LARRY RYAN: How Fergie’s communications war never stopped

It was second nature. You ransacked Alex Ferguson’s retirement statement over and over. Shaking it down for clues. Or barbs. Or agendas.

LARRY RYAN: How Fergie’s communications war never stopped

Incredibly, there were nothing of the sort and it was just goodbye. Stock market rules, maybe.

It had been business as usual right until the end. Fergie slipping a message inside a rant and dispatching the media on an errand. Deliver or don’t come back.

The media usually delivered. To officials, administrators, rival managers, international managers with designs on his players, rival players, his own players.

Three days earlier, he had railed at David Luiz’s part in Rafael’s sending-off.

“You see that a lot with European, foreign players and South Americans.”

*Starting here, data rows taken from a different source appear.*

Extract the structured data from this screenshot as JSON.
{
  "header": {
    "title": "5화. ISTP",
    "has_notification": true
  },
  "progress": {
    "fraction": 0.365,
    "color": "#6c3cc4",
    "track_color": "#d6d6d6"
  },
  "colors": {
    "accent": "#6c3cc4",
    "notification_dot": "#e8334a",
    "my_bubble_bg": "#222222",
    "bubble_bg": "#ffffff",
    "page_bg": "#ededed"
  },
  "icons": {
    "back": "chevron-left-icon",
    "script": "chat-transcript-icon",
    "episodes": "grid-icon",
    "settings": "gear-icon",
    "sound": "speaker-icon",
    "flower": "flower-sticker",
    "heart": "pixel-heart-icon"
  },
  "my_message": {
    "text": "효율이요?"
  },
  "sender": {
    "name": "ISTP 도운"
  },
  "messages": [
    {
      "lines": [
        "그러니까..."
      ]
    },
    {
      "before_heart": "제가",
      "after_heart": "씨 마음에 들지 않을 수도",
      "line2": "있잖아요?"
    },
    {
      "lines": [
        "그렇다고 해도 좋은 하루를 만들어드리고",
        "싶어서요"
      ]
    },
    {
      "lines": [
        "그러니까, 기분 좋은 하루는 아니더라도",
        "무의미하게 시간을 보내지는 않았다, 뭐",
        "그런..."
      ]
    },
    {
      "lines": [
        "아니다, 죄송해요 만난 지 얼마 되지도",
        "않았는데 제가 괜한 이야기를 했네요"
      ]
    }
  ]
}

We mightn’t know the correct postal address of that one until he takes the Scotland job next year. Fergie often played the long game.

If anything, he upped his rant-rate in his final season — a little something from all his specialities.

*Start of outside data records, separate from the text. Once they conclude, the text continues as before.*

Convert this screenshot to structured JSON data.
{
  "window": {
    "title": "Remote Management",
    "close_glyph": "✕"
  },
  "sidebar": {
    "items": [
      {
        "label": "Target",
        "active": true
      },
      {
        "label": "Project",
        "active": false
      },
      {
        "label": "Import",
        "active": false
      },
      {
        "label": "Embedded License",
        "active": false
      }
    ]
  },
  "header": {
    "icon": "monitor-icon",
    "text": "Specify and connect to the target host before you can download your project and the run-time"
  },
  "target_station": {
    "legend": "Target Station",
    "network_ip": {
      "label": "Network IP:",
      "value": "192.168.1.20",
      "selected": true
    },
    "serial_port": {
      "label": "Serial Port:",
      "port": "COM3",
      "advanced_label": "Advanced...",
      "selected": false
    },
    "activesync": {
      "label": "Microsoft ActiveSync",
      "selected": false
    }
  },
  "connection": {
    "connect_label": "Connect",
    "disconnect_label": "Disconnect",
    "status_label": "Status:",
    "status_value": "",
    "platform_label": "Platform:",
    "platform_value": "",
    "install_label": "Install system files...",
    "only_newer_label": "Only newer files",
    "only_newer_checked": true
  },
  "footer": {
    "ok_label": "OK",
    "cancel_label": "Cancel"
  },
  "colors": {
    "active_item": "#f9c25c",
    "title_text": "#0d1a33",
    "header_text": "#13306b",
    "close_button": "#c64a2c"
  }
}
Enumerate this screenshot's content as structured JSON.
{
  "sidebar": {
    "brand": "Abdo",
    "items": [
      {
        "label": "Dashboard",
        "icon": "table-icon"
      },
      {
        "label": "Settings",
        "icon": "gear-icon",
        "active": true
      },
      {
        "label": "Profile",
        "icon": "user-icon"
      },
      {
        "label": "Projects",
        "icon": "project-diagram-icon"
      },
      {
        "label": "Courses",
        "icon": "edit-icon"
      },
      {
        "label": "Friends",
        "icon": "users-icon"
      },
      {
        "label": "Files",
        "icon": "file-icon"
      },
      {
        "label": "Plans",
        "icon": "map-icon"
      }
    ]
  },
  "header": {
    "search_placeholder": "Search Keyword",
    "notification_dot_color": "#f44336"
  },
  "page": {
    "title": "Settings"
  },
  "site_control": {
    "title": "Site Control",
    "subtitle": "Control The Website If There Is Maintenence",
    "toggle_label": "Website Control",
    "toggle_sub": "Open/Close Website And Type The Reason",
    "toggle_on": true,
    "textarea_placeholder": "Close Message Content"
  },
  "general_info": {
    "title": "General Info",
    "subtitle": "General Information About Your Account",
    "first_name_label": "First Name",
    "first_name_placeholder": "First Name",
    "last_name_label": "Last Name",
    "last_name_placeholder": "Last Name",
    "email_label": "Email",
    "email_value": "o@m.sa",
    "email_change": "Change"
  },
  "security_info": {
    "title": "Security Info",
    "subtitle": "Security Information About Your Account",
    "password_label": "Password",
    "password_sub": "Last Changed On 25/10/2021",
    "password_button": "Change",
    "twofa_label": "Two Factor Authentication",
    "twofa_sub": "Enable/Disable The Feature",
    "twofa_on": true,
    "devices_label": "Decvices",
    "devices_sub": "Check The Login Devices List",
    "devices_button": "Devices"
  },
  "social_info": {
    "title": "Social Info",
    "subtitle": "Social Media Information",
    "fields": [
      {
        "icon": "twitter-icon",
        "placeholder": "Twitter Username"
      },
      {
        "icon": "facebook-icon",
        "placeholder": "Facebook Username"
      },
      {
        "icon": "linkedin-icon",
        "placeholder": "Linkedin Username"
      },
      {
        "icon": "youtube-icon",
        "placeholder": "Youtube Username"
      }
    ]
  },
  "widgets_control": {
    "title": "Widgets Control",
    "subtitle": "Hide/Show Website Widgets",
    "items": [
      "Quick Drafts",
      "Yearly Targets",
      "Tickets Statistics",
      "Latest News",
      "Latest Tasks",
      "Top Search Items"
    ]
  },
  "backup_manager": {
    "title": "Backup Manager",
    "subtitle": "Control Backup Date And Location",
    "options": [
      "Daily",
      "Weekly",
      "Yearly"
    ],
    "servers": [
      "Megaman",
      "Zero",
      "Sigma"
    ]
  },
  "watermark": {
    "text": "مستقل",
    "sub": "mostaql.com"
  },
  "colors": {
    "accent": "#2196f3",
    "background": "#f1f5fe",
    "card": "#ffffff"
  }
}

At the Emirates recently, Phil Dowd copped familiar chastisement for officials who didn’t meet Fergie’s standards in games United failed to win — concerns about their fitness. “I think the referee just couldn’t keep up.”

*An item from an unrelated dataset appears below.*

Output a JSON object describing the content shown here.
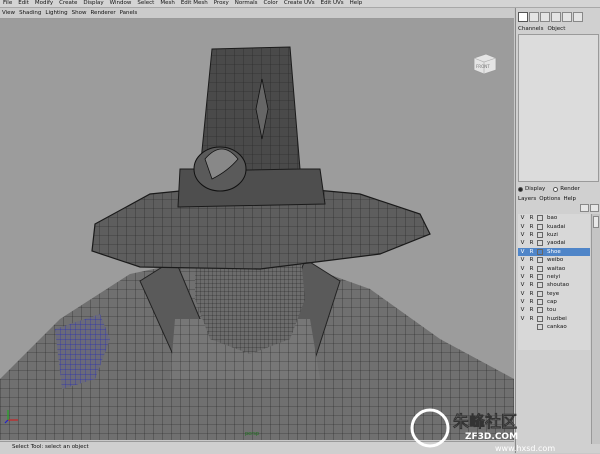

Alan Wiley, among others, will sympathise. Wiley will also recall another well-thumbed Fergie favourite — the dossier of persecution. In 2003, he awarded Chelsea a penalty and prompted a swift withdrawal from the memory banks. “This is the same referee, remember, who refused us a certain penalty against Manchester City last season.”

This year, after the draw with Tottenham, it was assistant referee Simon Beck afforded his own chapter. “That linesman never gave us a thing all day. We remember him well from his time at the Chelsea game when Didier Drogba was three yards offside...”

After that match, Ferguson also slammed the “idiots” who had been critical of David de Gea, shades of the ‘He’s a fucking great player’ rebuke for Juan Veron’s doubters in 2002. Those deliveries went in-house.

Ifs refs are constantly reminded he keeps score, January also brought the annual warning to powers-that-be that he is across all disciplinary decisions too. “You know the FA. You never know. It is one of these things. We are high profile.”

Ashley Williams was this season’s recipient of faux outrage – for attempting to kill Robin van Persie with a football. At his best, Fergie would expertly combine horror and a plea for fairness in one package, such as when Thierry Henry confronted referee Graham Poll. “Had it been a Manchester United player who did what Henry did it would have been Sing Sing for him.”

Over the years, Ferguson invariably spoke fondly of sharing expensive bottles with the usual cadre of counterparts who turn up at Old Trafford expecting nothing and depart empty-handed. But back in December, there was sharp threat of excommunication for Alan Pardew when he spoke out of turn. “He forgets the help I gave him, by the way.”

Sadly, Manchester City’s no-show in this season’s title race denied us a last edition of the mind games so beloved of Fergie’s favourite delivery boys.

Highlights? The one they say broke Keegan, of course. “I can’t understand the Leeds players. They raised their game because they were playing Manchester United. It was pathetic.”

The most effective? The decommissioning of Rafa’s famous list of facts with scornful sympathy. “I think he was an angry man. He must have been disturbed for some reason.”

As if any sane man would compile a dossier of grievances.

But it was all for the cause. Gary Neville hasn’t got much wrong this season, but maybe he understated it slightly when he told us yesterday that Fergie “… had that thing that he stepped into battle whenever there was a match.”

Because the communications war certainly didn’t finish on matchday. It never stopped. It was second nature.